A sexy opening scene in a shower suddenly turns from hot to hurtful when Pete makes a surprise revelation. Pete will later complain to a pal, “We’re in one of those phases where everything that the other person says annoys the s--t out of each other.”

He and Debbie both run their own companies — he has an indie record company, she has a clothing store — but both firms are hemorrhaging cash.

Their daughters Sadie and Charlotte (Maude and Iris Apatow, the director and Mann’s real-life children) are, at the respective ages of 13 and eight, changing from being precocious into a real handful.

They all live in an implausibly nice house, even by Hollywood movie standards. Both drive fancy cars and the family has enough iMacs, iPods, iPhones and other gizmos to stock a small Apple store.

Yet they’re in danger of losing it all because of chronic overspending and money mismanagement, made worse by Pete’s insistence on lending thousands of dollars at a time to his sponge of a dad (Albert Brooks, funny man).

Debbie has the opposite problem with her wealthy father (John Lithgow, straight man). He has all the cash he needs, but he’s so aloof and distant, he can’t even remember the names of his granddaughters.

The movie frequently shifts from comic to dramatic and back again, true to Apatow’s whiplash style but also true to life. An acknowledged admirer of James L. Brooks and the late Robert Altman, Apatow shares their penchant for extraneous subplots and unnecessary characters, but the diversions are frequently worth our time — even if the film’s total running time of 134 minutes is a tad indulgent.

Pete’s reckless love of music leads him to sign and promote the reunion of aging New Wave cult rockers Graham Parker and the Rumour, which provides both nostalgia and satiric bite as fandom proves fickle. Parker enjoys sending himself and the music biz up, aided by such Apatow troupers as Chris O’Dowd (Bridesmaids) and Lena Dunham (TV’s Girls).

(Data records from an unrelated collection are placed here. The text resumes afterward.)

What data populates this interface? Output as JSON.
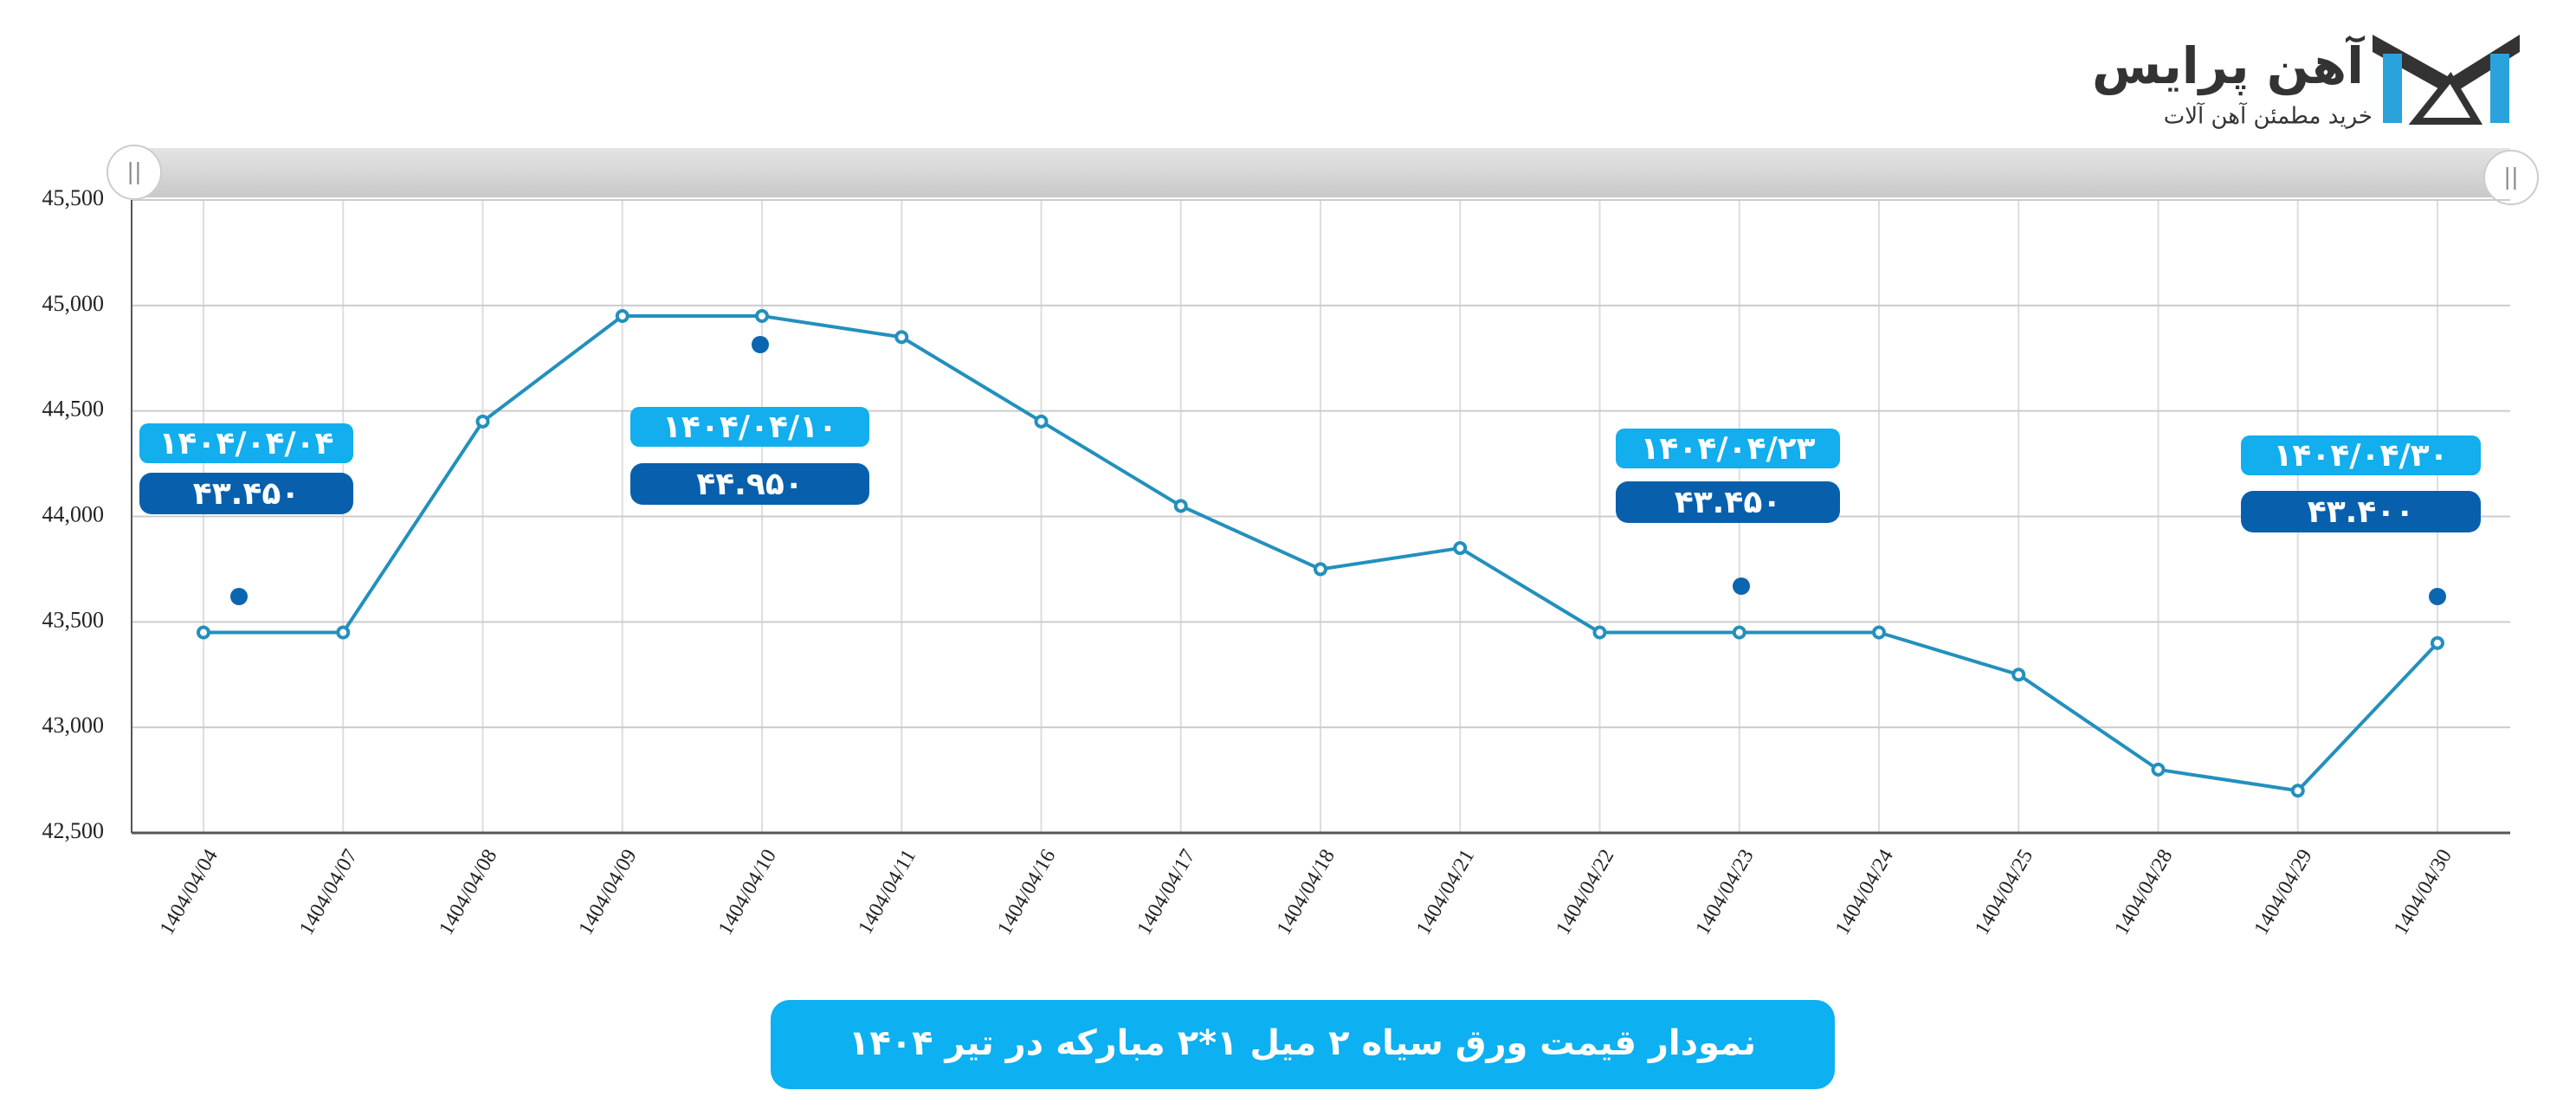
{
  "logo": {
    "name": "آهن پرایس",
    "tagline": "خرید مطمئن آهن آلات"
  },
  "chart_data": {
    "type": "line",
    "title": "نمودار قیمت ورق سیاه ۲ میل ۱*۲ مبارکه در تیر ۱۴۰۴",
    "categories": [
      "1404/04/04",
      "1404/04/07",
      "1404/04/08",
      "1404/04/09",
      "1404/04/10",
      "1404/04/11",
      "1404/04/16",
      "1404/04/17",
      "1404/04/18",
      "1404/04/21",
      "1404/04/22",
      "1404/04/23",
      "1404/04/24",
      "1404/04/25",
      "1404/04/28",
      "1404/04/29",
      "1404/04/30"
    ],
    "values": [
      43450,
      43450,
      44450,
      44950,
      44950,
      44850,
      44450,
      44050,
      43750,
      43850,
      43450,
      43450,
      43450,
      43250,
      42800,
      42700,
      43400
    ],
    "color": "#2390bd",
    "ylim": [
      42500,
      45500
    ],
    "yticks": [
      {
        "value": 42500,
        "label": "42,500"
      },
      {
        "value": 43000,
        "label": "43,000"
      },
      {
        "value": 43500,
        "label": "43,500"
      },
      {
        "value": 44000,
        "label": "44,000"
      },
      {
        "value": 44500,
        "label": "44,500"
      },
      {
        "value": 45000,
        "label": "45,000"
      },
      {
        "value": 45500,
        "label": "45,500"
      }
    ],
    "grid": true,
    "annotations": [
      {
        "date": "۱۴۰۴/۰۴/۰۴",
        "value": "۴۳.۴۵۰"
      },
      {
        "date": "۱۴۰۴/۰۴/۱۰",
        "value": "۴۴.۹۵۰"
      },
      {
        "date": "۱۴۰۴/۰۴/۲۳",
        "value": "۴۳.۴۵۰"
      },
      {
        "date": "۱۴۰۴/۰۴/۳۰",
        "value": "۴۳.۴۰۰"
      }
    ]
  }
}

Debbie’s fear of aging (and bankruptcy) sends her on a wild night out in the company of her saucy and suspect store employee, played by Megan Fox with a hitherto unseen sense of comic timing that goes a long way toward easing her post-Transformers doldrums.

This Is 40 equitably looks at middle age from both sides of the gender divide, but whereas Rudd is reliably good, Mann is really good, even when all those subplots and second characters start to wear.

Watch the quicksilver reactions on her face when she gets unexpected news both happy and daunting. It’s one of many moments when Mann makes This Is 40 more than just another laugher about going middle-aged crazy.

Peter Howell is a syndicated Toronto Star movie critic.